Greek opposition politicians were briefly united on Saturday, if only in their lack of agreement over the ‘Macedonia’ name dispute and over their antipathy to Prime Minister Alexis Tsipras’ strategy.
The premier held face-to-face meetings with a succession of party leaders at his official residence, Maximos Mansion, all day on Saturday.
However, despite a relaxed-looking Tsipras greeting each leader in turn, there was little consensus to be found over Athens’ approach to the FYROM issue.
Greece’s government will now proceed with scant unity among its parties, or even its ruling coalition.
Opposition parties were angry by what they viewed as an unacceptable delay in being briefed by the country’s leader amid international and UN-brokered talks on the Macedonia name controversy.
First up was New Democracy leader Kyriakos Mitsotakis who initially left Maximos Mansion after a 45-minute meeting without comment. Mitsotakis later said he had only gone to meet Tsipras because of his “institutional role” as opposition leader.
He accused Tsipras of “dividing” Greeks, saying: “[Tsipras] never informed either the parliament or the Greek people.
“He came to negotiations without having even secured the support of his government partner.
“Worse, however, he divided the Greeks. He has defiantly defied our fellow citizens who legitimately express their patriotic concern.”
He also accused Tsipras of choosing “to walk this way alone”.

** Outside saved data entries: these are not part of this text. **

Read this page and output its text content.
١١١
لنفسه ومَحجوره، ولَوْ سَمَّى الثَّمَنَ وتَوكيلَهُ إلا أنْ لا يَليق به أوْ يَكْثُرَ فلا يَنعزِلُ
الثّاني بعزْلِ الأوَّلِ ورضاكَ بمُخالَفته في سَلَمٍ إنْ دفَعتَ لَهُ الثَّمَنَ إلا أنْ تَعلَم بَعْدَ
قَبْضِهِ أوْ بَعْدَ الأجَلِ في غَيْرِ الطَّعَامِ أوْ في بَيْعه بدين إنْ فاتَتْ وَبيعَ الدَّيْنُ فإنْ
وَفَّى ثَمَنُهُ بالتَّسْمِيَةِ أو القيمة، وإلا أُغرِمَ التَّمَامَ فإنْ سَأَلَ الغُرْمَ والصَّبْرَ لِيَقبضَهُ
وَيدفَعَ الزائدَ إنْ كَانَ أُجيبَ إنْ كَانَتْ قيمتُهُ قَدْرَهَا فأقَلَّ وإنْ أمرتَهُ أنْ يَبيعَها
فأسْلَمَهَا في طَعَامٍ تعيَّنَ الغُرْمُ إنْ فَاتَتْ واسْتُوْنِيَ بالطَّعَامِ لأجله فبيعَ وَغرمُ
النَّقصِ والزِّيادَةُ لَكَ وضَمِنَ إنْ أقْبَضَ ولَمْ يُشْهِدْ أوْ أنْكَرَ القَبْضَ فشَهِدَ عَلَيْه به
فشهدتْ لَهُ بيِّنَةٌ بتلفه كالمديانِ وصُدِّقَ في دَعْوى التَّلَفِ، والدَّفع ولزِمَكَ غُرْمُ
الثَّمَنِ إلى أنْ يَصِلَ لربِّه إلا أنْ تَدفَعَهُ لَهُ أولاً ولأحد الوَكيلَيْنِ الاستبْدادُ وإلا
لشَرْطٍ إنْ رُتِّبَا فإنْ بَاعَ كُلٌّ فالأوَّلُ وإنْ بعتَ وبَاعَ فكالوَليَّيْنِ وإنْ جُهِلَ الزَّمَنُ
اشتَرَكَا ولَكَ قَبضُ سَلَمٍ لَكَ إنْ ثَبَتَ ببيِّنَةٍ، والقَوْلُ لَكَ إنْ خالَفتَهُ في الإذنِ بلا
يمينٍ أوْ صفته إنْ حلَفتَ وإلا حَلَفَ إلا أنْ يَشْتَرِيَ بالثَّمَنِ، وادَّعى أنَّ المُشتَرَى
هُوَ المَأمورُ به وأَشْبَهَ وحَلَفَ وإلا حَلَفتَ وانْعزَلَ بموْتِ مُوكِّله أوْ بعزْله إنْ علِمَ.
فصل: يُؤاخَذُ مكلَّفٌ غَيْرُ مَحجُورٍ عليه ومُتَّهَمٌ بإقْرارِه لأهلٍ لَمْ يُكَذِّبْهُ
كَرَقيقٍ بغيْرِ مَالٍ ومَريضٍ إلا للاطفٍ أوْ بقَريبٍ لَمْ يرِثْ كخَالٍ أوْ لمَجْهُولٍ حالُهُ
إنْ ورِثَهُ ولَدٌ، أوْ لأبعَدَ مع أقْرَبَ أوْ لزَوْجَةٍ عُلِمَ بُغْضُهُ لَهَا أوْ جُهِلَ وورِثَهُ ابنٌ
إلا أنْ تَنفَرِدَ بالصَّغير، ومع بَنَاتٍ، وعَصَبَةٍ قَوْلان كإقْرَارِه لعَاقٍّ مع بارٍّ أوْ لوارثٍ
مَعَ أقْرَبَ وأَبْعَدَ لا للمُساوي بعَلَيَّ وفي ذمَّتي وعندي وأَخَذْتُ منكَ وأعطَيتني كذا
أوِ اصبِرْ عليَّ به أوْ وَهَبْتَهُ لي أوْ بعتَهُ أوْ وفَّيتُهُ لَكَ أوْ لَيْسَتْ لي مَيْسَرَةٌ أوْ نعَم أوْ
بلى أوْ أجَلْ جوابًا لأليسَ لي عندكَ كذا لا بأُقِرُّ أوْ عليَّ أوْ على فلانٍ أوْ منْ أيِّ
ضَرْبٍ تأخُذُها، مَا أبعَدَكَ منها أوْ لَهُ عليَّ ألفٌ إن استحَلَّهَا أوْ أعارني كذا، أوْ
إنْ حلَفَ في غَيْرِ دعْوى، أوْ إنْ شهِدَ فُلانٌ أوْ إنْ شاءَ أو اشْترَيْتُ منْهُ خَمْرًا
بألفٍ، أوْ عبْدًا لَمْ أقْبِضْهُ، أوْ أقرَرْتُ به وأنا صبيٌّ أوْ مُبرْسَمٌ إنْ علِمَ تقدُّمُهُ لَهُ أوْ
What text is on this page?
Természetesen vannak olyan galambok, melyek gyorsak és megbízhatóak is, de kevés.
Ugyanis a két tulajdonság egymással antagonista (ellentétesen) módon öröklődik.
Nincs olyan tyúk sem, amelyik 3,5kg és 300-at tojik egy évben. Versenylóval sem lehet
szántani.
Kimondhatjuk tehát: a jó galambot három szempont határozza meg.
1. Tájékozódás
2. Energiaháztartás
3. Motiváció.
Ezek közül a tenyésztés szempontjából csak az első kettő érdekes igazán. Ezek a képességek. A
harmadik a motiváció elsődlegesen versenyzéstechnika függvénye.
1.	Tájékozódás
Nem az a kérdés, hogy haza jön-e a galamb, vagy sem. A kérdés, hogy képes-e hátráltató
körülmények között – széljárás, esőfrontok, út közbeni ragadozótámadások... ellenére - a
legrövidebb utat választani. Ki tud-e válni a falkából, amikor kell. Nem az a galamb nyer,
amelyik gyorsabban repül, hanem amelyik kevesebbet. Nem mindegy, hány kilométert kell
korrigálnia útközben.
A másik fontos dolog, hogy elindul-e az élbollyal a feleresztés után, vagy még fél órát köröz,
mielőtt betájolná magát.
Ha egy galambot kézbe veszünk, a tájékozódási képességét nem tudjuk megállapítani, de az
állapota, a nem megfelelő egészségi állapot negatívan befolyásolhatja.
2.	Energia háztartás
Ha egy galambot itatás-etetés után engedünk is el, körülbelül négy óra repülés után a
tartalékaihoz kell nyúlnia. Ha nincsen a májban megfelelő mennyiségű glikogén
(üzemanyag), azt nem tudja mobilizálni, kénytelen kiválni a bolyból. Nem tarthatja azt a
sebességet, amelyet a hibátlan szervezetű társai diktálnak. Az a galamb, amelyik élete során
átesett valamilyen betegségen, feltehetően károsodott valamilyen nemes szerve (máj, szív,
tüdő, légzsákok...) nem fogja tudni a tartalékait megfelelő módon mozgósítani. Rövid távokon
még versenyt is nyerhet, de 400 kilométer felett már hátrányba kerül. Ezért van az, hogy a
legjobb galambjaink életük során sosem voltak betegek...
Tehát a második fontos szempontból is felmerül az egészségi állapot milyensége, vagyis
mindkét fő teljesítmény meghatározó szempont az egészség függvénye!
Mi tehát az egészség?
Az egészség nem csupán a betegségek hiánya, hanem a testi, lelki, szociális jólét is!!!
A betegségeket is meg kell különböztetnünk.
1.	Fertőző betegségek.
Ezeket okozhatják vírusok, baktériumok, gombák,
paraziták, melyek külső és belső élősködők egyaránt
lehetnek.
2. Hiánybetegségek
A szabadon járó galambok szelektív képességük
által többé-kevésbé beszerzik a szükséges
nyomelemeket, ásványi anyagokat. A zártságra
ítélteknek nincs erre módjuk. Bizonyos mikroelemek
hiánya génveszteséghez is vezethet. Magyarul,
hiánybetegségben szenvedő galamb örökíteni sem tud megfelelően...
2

PASOK leader Fofi Gennimatas told Tsipras that divisions between his SYRIZA party and its Independent Greeks coalition partner had made talks with Skopje and the UN difficult. The junior party in Greece’s governing coalition opposes any use of the term ‘Macedonia’ by the government in Skopje.
She also said any final deal should tackle not only the name of the Balkan country itself but also stymie any potential irredentism against Greek territory.
Communist leader Dimitris Koutsoumbas said there was still concern about EU and NATO policies in the region and remained pessimistic about a resolution. Skopje has been blocked from membership of both bodies by Greece over its use of the ‘Macedonia’ name.
Leader of The River party, Stavros Theodorakis, said the main issue remained controversial clauses in FYROM’s constitution and proposed a name for the country in Slavic which would be untranslatable. Suggestions from the UN of alternative names for FYROM have so far all included the word ‘Macedonia’ — a red line for many Greek parties and voters.
He also hit out at cabinet divisions over the naming issues, saying it was “ridiculous” that Defense Minister Panos Kammenos had a different position to the prime minister.
Vasilis Leventis, head of the Centrists’ Union, told Tsipras at the beginning of their meeting that his party remained opposed to any use of ‘Macedonia’ by FYROM.
He also issued a warning for the SYRIZA leader after the meeting: “Anyone who betrays the people’s mandate will cry on election night.”
“I had asked for consensus and a broad government because we would need it. I told him that instead of starting the negotiations offering compound name we should have asked for exchanges from the start and the other side to have its accession to NATO and EU” said Leventis.
My opinion is THAT the negotiation to start from zero and if this happens, I told the prime minister that the people, with me first, will be on his side, added Leventis.
He clarified that he is against the name Nova Makedonija because Macedonia is Greek and there is no room for deductions on this. “I told Tsipras not to bear this stigma”.
This week will see UN envoy Nimetz visit both Athens and Skopje for meetings at foreign-ministerial level in an attempt to push forwards talks held in New York and recent bilateral meetings between Tsipras and his FYROM counterpart, Zoran Zaev.